Si vous pouviez recommencer votre parcours à zéro, que feriez-vous différemment?
J’ai toujours pris soin d’orienter ma carrière en fonction de mes intérêts, donc je suis à l’aise de vous dire aujourd’hui que je ne changerais rien à mon parcours. J’aime la vie et j’aime ma vie! Cette façon de voir le monde m’a été transmise par mon grand-père qui m’a répété jusqu’à ses 97 ans << je ne regrette rien, je n’ai pas fait que des bons coups, mais j’ai fait de mon mieux >>. Je souhaite vieillir comme mon grand-père. Ne jamais avoir de regret.
Selon vous, qu’est-ce qu’une femme « forte », une femme leader?
C’est une femme qui est bien dans sa peau et qui ne se laisse pas arrêter ou ralentir par des hésitations. C’est une femme qui fonce et qui regarde vers l’avant. Une bonne leader, c’est quelqu’un qui a un esprit analytique assez aiguisé pour saisir et pour mobiliser les forces de chacun. C’est aussi quelqu’un qui se soucie du bonheur des autres, parce qu’il faut mettre chaque personne là où elle est heureuse avec ce qu’elle fait. Si un membre de l’équipe fait quelque chose qu’il n’aime pas, il ne le fera pas bien et c’est l’équipe qui va écoper. Les bons leaders n’ont pas besoin de convaincre les autres de les suivre; tout le monde les suit volontiers, car ils leur font faire des choses avec lesquels ils sont heureux!
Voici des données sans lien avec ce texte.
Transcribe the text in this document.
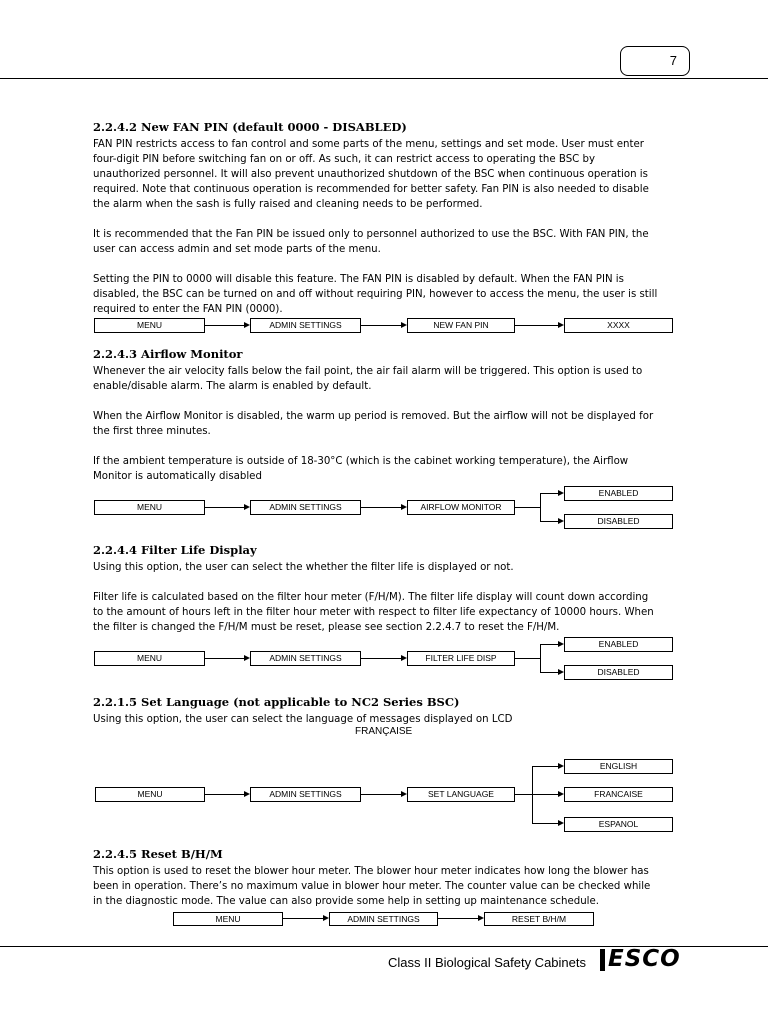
7
2.2.4.2 New FAN PIN (default 0000 - DISABLED)
FAN PIN restricts access to fan control and some parts of the menu, settings and set mode. User must enter
four-digit PIN before switching fan on or off. As such, it can restrict access to operating the BSC by
unauthorized personnel. It will also prevent unauthorized shutdown of the BSC when continuous operation is
required. Note that continuous operation is recommended for better safety. Fan PIN is also needed to disable
the alarm when the sash is fully raised and cleaning needs to be performed.
It is recommended that the Fan PIN be issued only to personnel authorized to use the BSC. With FAN PIN, the
user can access admin and set mode parts of the menu.
Setting the PIN to 0000 will disable this feature. The FAN PIN is disabled by default. When the FAN PIN is
disabled, the BSC can be turned on and off without requiring PIN, however to access the menu, the user is still
required to enter the FAN PIN (0000).
MENU	ADMIN SETTINGS	NEW FAN PIN	XXXX
2.2.4.3 Airflow Monitor
Whenever the air velocity falls below the fail point, the air fail alarm will be triggered. This option is used to
enable/disable alarm. The alarm is enabled by default.
When the Airflow Monitor is disabled, the warm up period is removed. But the airflow will not be displayed for
the first three minutes.
If the ambient temperature is outside of 18-30°C (which is the cabinet working temperature), the Airflow
Monitor is automatically disabled
MENU	ADMIN SETTINGS	AIRFLOW MONITOR
ENABLED
DISABLED
2.2.4.4 Filter Life Display
Using this option, the user can select the whether the filter life is displayed or not.
Filter life is calculated based on the filter hour meter (F/H/M). The filter life display will count down according
to the amount of hours left in the filter hour meter with respect to filter life expectancy of 10000 hours. When
the filter is changed the F/H/M must be reset, please see section 2.2.4.7 to reset the F/H/M.
MENU	ADMIN SETTINGS	FILTER LIFE DISP
ENABLED
DISABLED
2.2.1.5 Set Language (not applicable to NC2 Series BSC)
Using this option, the user can select the language of messages displayed on LCD
FRANÇAISE
MENU	ADMIN SETTINGS	SET LANGUAGE
ENGLISH
FRANCAISE
ESPANOL
2.2.4.5 Reset B/H/M
This option is used to reset the blower hour meter. The blower hour meter indicates how long the blower has
been in operation. There’s no maximum value in blower hour meter. The counter value can be checked while
in the diagnostic mode. The value can also provide some help in setting up maintenance schedule.
MENU	ADMIN SETTINGS	RESET B/H/M
Class II Biological Safety Cabinets ESCO
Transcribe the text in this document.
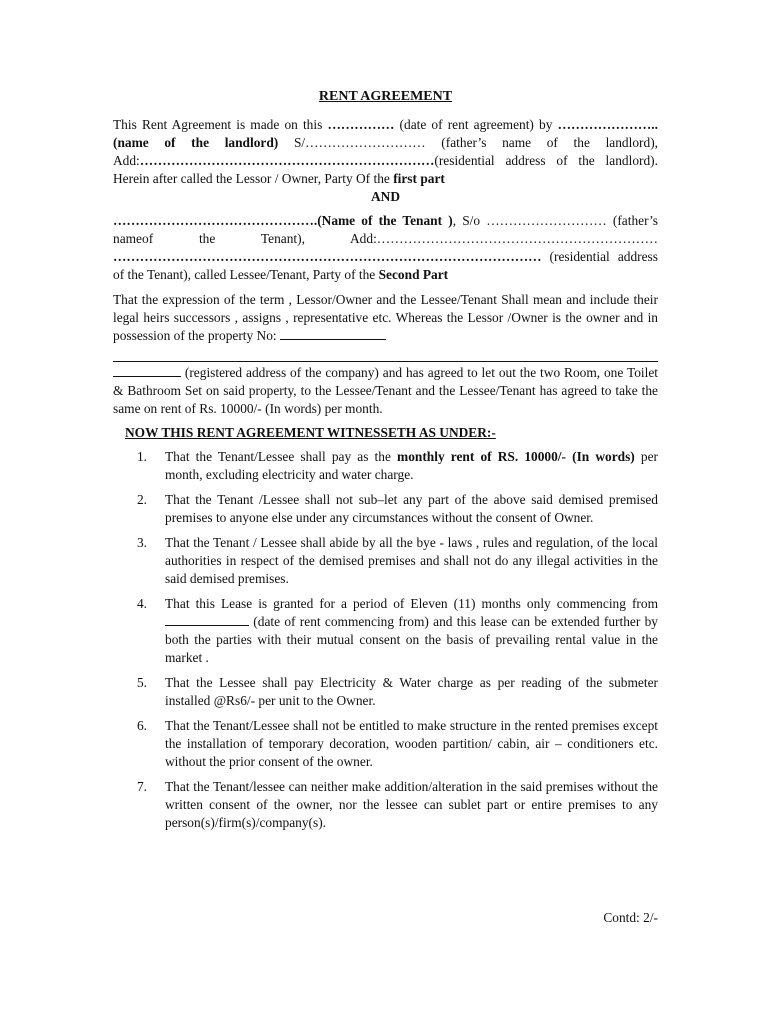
RENT AGREEMENT

This Rent Agreement is made on this …………… (date of rent agreement) by ………………….. (name of the landlord) S/……………………… (father’s name of the landlord), Add:…………………………………………………………(residential address of the landlord). Herein after called the Lessor / Owner, Party Of the first part

AND

……………………………………….(Name of the Tenant ), S/o ……………………… (father’s nameof the Tenant), Add:……………………………………………………… …………………………………………………………………………………… (residential address of the Tenant), called Lessee/Tenant, Party of the Second Part

That the expression of the term , Lessor/Owner and the Lessee/Tenant Shall mean and include their legal heirs successors , assigns , representative etc. Whereas the Lessor /Owner is the owner and in possession of the property No:

(registered address of the company) and has agreed to let out the two Room, one Toilet & Bathroom Set on said property, to the Lessee/Tenant and the Lessee/Tenant has agreed to take the same on rent of Rs. 10000/- (In words) per month.

NOW THIS RENT AGREEMENT WITNESSETH AS UNDER:-
1.	That the Tenant/Lessee shall pay as the monthly rent of RS. 10000/- (In words) per month, excluding electricity and water charge.
2.	That the Tenant /Lessee shall not sub–let any part of the above said demised premised premises to anyone else under any circumstances without the consent of Owner.
3.	That the Tenant / Lessee shall abide by all the bye - laws , rules and regulation, of the local authorities in respect of the demised premises and shall not do any illegal activities in the said demised premises.
4.	That this Lease is granted for a period of Eleven (11) months only commencing from  (date of rent commencing from) and this lease can be extended further by both the parties with their mutual consent on the basis of prevailing rental value in the market .
5.	That the Lessee shall pay Electricity & Water charge as per reading of the submeter installed @Rs6/- per unit to the Owner.
6.	That the Tenant/Lessee shall not be entitled to make structure in the rented premises except the installation of temporary decoration, wooden partition/ cabin, air – conditioners etc. without the prior consent of the owner.
7.	That the Tenant/lessee can neither make addition/alteration in the said premises without the written consent of the owner, nor the lessee can sublet part or entire premises to any person(s)/firm(s)/company(s).
Contd: 2/-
Pour terminer, quels conseils désirez-vous donner aux futures générations de femmes qui aspirent à une carrière en chirurgie ?
Je dis toujours à mes étudiants d’arriver en stage avec de l’enthousiasme et un esprit ouvert. Trouvez ce que vous aimez et faites-le sans hésitation! En faisant ce qui vous passionne, vous n’aurez plus jamais à vous soucier de rechercher du travail, tout le monde va vouloir vous avoir, car vous serez bon, bien formé et que vous aurez du plaisir à le faire. Si vous devez faire un effort pour aller travailler tous les jours parce que c’est difficile, c’est probablement parce que vous n’êtes pas dans votre niche. Nos métiers sont exigeants, vous allez travailler fort donc si ce que vous faites ne vous rend pas heureux quotidiennement, faites simplement autre chose.
Dans la vie, tout est une question de choix et de priorité. Vous devez prendre le temps de vous arrêter pour réfléchir à ce qui vous plaît, à ce qui vous plaît moins ou vous déplait carrément. Partez avec la prémisse que vous ne pourrez pas tout faire, personne ne peut tout faire! Concentrez-vous sur ce qui vous fait plaisir et apprenez à déléguer pour le reste. Vous aurez la chance d’avoir un métier qui vous permet d’avoir de l’aide, saisissez cette chance!